There is one more compelling reason I would recommend that you renew your subscription: Norton spiders deep into the registry and assumes command of XP unlike any other software I've ever seen. Completely removing it is almost impossible, and "uninstalls" often don't go well because registry keys the replacement software wants to use are not recognized properly after Norton. The only 100% effective way I know to clear Symantec out of a system is a full format and reinstallation of XP.
In short, you are asking for trouble messing with a Norton install.
If you already know about the difference between a "firewall" and an "anti-virus" program, skip this next part.

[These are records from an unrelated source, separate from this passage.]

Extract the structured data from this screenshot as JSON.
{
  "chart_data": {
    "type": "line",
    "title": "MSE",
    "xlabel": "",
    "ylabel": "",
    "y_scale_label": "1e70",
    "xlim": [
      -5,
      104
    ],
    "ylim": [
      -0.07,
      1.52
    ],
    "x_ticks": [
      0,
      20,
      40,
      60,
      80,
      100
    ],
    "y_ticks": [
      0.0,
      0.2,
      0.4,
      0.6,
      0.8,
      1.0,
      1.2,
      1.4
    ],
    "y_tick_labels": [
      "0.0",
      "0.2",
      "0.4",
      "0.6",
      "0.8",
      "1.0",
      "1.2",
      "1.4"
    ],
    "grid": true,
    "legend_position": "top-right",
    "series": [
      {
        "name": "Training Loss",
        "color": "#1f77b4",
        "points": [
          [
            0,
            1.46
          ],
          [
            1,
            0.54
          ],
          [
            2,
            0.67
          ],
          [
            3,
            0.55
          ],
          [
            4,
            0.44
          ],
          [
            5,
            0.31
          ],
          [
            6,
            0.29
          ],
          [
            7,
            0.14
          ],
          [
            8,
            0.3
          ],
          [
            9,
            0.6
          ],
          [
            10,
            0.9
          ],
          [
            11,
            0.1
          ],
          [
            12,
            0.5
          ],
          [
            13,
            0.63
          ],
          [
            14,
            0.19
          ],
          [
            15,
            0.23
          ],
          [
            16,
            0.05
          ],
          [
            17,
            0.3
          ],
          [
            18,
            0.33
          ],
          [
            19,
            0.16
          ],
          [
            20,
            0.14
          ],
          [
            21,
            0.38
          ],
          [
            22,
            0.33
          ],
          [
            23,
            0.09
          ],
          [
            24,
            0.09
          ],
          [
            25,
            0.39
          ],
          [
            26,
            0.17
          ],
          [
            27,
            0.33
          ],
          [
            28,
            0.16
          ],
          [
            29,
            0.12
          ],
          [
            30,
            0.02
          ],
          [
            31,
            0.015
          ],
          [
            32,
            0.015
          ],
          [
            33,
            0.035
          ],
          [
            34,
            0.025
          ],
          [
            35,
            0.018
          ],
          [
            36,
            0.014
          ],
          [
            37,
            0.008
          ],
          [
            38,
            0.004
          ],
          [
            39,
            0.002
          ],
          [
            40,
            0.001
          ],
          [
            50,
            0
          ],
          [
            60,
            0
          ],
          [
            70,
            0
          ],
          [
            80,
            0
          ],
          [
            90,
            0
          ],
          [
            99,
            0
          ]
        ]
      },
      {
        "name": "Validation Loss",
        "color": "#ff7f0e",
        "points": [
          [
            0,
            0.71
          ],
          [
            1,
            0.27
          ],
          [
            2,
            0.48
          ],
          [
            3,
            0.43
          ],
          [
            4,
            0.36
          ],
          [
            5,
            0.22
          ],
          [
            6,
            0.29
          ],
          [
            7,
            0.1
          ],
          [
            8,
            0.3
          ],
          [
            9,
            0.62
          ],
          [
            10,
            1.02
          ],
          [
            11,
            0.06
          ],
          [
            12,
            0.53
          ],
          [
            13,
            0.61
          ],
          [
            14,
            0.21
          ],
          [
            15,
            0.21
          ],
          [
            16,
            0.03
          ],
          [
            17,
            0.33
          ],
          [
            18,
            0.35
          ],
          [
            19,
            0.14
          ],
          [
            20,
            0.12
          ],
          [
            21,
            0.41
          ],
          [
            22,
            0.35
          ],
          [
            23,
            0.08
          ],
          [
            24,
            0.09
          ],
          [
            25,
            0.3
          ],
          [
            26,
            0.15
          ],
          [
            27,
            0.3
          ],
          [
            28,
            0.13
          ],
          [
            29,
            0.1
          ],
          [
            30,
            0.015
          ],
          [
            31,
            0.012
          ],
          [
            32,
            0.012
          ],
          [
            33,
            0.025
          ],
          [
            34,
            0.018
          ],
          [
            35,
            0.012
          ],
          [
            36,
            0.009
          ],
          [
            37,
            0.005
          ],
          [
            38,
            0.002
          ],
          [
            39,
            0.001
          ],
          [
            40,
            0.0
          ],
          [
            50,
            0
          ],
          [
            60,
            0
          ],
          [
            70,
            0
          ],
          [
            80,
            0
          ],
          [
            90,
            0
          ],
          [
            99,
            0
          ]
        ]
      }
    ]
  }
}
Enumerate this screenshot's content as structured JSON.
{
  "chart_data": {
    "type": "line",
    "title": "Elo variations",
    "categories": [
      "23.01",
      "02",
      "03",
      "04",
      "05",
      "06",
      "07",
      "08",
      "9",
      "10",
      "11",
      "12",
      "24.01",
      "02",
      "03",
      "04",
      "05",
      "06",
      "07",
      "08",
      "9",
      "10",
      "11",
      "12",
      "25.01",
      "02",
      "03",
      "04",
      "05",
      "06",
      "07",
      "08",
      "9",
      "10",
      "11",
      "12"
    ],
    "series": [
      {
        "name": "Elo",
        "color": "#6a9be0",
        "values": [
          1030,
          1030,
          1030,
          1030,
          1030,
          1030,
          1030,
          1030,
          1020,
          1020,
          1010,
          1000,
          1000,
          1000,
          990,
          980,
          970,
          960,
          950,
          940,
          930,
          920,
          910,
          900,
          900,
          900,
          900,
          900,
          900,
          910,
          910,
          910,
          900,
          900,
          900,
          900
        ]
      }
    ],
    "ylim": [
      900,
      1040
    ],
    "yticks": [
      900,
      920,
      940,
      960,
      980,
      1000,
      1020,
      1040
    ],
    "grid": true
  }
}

Anti-virus protection, which you have, scans files like email attachments. A firewall protects your computer from unauthorized Internet activity. XP has a built in firewall enabled by default, but it's not as good as third-party ones that are allowed to update whenever the computer is online. If your firewall is off, your modem should be unplugged, and you should not be online. (Online means connected to the Internet, for example, reading email or surfing.) You need a good firewall because AV (antivirus) software is not enough. Trojans and worms come through the Internet connection (Yes, dial up, too) and are constantly scanning for unprotected computers. They either steal bandwidth, or resources, and/or begin sending mail rapidly to every address they can find on your hard drive to either infect other computers, or launch denial-of-service attacks, turning your computer into a “zombie”.
Spyware and Adware are different. They will change your home page, stall your system, send out personal data to target ads to you, based on your surfing habits. You get them by accident, or hidden in other programs or dowloads that you think you want. (There is no software program out there that is worth the extra ads and spyware. There are always clean and free alternatives.)
One of the malware techs has a line as his signature that sums up Internet Security very well. "Security is a process, not a procedure."
If you are still awake, I hope you found some of this info useful.